Reactions from the Creative Community
The announcement was met with significant skepticism from parts of the film industry. On social media, a subset of A24’s core audience — which self-identifies heavily with the studio’s artistic independence — described the deal as a betrayal of the brand. The Kotaku headline captured the sentiment: “A24 Fans Mourn Its Death After The Backrooms Studio Signs $75M Google AI Deal.”
Industry unions were more measured. The International Alliance of Theatrical Stage Employees (IATSE) issued a statement noting that the deal does not appear to directly affect current collective bargaining agreements, but called for close monitoring to ensure that AI tools developed under the partnership do not lead to displacement of below-the-line crew.
Executives at competing studios watched the announcement carefully. Three people with knowledge of discussions at major studios said privately that at least two other large content companies have held exploratory conversations with AI video model developers in the past six months, none of which have progressed to investment terms.
The Broader Strategic Picture
For Google, the deal is less about the $75 million investment — a rounding error for a company with $90 billion in annual free cash flow — and more about establishing a credible, high-profile deployment environment for Veo in a sector that remains skeptical of AI. Hollywood is a uniquely visible battleground: if Veo 3.1 produces compelling work in an A24 production, that demonstration effect reaches producers, directors, and studios globally in a way that technical benchmarks never could.
The deal also positions Google against OpenAI’s own entertainment play. OpenAI discontinued Sora, its video generation product, earlier this month following creative-community backlash and content licensing disputes. The retreat left a gap in the AI-to-Hollywood pipeline that Google is now moving aggressively to fill.
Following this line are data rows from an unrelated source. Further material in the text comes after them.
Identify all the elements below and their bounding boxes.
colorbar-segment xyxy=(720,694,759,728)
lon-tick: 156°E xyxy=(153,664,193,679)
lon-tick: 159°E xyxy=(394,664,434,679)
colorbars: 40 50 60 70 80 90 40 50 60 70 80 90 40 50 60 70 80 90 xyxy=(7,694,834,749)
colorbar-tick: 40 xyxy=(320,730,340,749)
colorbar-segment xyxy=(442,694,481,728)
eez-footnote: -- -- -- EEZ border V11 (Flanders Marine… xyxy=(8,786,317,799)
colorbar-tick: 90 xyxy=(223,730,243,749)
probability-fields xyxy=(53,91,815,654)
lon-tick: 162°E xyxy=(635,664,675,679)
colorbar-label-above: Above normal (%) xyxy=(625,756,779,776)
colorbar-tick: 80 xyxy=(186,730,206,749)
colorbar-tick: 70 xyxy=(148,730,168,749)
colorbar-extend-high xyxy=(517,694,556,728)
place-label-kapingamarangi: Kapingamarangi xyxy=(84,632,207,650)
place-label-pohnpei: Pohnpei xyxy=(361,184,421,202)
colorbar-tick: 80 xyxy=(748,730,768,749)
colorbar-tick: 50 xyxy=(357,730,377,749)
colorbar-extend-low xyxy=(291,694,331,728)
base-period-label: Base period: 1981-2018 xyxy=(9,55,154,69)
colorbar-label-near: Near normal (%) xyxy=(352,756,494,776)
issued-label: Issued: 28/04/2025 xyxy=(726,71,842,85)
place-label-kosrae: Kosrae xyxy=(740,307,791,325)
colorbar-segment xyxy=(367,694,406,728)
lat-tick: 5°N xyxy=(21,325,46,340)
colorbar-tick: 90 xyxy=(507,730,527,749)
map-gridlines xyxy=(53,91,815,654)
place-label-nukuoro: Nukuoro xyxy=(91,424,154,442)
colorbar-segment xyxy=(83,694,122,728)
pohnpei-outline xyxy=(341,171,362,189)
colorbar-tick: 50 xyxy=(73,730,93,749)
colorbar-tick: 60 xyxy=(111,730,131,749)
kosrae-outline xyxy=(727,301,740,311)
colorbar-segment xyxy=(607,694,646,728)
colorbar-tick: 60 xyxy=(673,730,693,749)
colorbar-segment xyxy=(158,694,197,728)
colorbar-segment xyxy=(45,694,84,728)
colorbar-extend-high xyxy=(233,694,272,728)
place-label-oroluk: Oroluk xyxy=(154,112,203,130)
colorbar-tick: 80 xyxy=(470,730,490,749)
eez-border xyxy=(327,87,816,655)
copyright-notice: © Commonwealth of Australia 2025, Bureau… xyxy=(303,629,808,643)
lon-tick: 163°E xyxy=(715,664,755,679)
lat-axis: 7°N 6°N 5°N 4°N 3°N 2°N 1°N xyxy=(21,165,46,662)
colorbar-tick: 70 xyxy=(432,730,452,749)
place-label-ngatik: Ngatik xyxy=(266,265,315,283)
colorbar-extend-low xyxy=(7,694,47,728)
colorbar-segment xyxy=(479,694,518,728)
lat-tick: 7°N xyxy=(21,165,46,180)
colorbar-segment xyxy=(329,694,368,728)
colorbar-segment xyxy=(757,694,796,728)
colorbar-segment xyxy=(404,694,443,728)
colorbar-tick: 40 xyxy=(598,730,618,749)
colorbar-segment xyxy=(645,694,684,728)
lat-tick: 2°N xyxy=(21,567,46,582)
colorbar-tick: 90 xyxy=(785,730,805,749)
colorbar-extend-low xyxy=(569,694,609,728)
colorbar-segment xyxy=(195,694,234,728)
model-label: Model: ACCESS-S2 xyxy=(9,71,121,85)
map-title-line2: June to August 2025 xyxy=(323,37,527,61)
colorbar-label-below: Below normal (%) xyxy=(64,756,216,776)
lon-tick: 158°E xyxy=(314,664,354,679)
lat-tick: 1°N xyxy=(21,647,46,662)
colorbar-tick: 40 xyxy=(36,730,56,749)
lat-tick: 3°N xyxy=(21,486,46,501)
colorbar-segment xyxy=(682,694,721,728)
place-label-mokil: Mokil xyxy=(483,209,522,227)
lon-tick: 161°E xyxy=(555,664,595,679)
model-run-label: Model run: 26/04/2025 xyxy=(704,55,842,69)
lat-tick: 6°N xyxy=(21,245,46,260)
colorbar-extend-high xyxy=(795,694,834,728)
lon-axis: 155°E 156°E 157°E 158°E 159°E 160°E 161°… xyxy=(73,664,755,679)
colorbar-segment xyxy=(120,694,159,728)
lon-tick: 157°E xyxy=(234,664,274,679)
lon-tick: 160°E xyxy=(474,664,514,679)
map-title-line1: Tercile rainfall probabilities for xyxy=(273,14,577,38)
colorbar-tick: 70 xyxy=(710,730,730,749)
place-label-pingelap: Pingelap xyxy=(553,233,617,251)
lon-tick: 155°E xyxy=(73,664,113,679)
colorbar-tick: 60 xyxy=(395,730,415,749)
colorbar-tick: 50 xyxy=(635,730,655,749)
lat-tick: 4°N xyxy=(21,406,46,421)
Google DeepMind CEO Demis Hassabis framed the partnership in scientific terms. “Film is one of the richest environments for understanding how humans compose meaning from moving images,” he said in a prepared statement. “Working inside A24 productions gives our researchers access to creative decisions being made in real time, at the highest level of craft.”
A24’s co-CEO Daniel Katz offered a complementary view: “The tools don’t replace instinct or vision. What they can do is remove friction between what a director imagines and what they can actually test before a shoot.”
Whether AI ends up in the credits of an A24 film — and how audiences respond when it does — may prove to be the most consequential experiment in the partnership.